Mascara: My rule of thumb is never keep a tube of mascara longer than 3 months. Once a month, I take the wand and wipe it clean with a towel misted in isopropyl alcohol. This removes all of the mascara buildup on the wand and allows for the mascara to apply clump free.  The shelf life of eye products tend to be shorter, preventative to keep the delicate eye area free of germs.

Powders: I don’t sanitize my powdered makeup often since I’m primarily the only person that uses it. When I notice my eyeshadow palettes begin to look disheveled, I scrape the top layer with a cotton bud and spritz with alcohol. This helps clean up any slippage from neighbor shadows from the palette.    

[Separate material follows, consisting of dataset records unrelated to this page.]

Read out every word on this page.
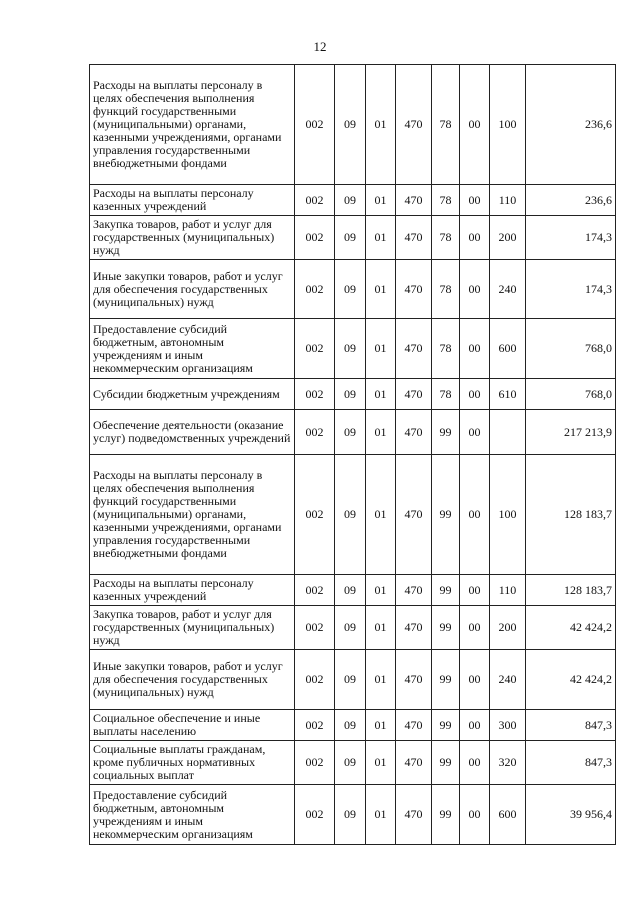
12
Расходы на выплаты персоналу в целях обеспечения выполнения функций государственными (муниципальными) органами, казенными учреждениями, органами управления государственными внебюджетными фондами	002	09	01	470	78	00	100	236,6
Расходы на выплаты персоналу казенных учреждений	002	09	01	470	78	00	110	236,6
Закупка товаров, работ и услуг для государственных (муниципальных) нужд	002	09	01	470	78	00	200	174,3
Иные закупки товаров, работ и услуг для обеспечения государственных (муниципальных) нужд	002	09	01	470	78	00	240	174,3
Предоставление субсидий бюджетным, автономным учреждениям и иным некоммерческим организациям	002	09	01	470	78	00	600	768,0
Субсидии бюджетным учреждениям	002	09	01	470	78	00	610	768,0
Обеспечение деятельности (оказание услуг) подведомственных учреждений	002	09	01	470	99	00		217 213,9
Расходы на выплаты персоналу в целях обеспечения выполнения функций государственными (муниципальными) органами, казенными учреждениями, органами управления государственными внебюджетными фондами	002	09	01	470	99	00	100	128 183,7
Расходы на выплаты персоналу казенных учреждений	002	09	01	470	99	00	110	128 183,7
Закупка товаров, работ и услуг для государственных (муниципальных) нужд	002	09	01	470	99	00	200	42 424,2
Иные закупки товаров, работ и услуг для обеспечения государственных (муниципальных) нужд	002	09	01	470	99	00	240	42 424,2
Социальное обеспечение и иные выплаты населению	002	09	01	470	99	00	300	847,3
Социальные выплаты гражданам, кроме публичных нормативных социальных выплат	002	09	01	470	99	00	320	847,3
Предоставление субсидий бюджетным, автономным учреждениям и иным некоммерческим организациям	002	09	01	470	99	00	600	39 956,4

Tip: You can repair cracked or crushed powder makeup products by adding a few drops of alcohol and pressing it together. Let your product sit for a few hours to dry and enjoy.    

Lipstick:  If you often share your lip products, opt for a lip brush with each application, which you can wipe down with alcohol or a deep cleaning product between people. This will keep your lipstick bullet sanitized. Lipstick is one product I’m particular about—If I’m sharing I always use a lip brush. You can wipe the bullet clean with a towel and dip into alcohol for a thorough cleaning. Set aside and let dry.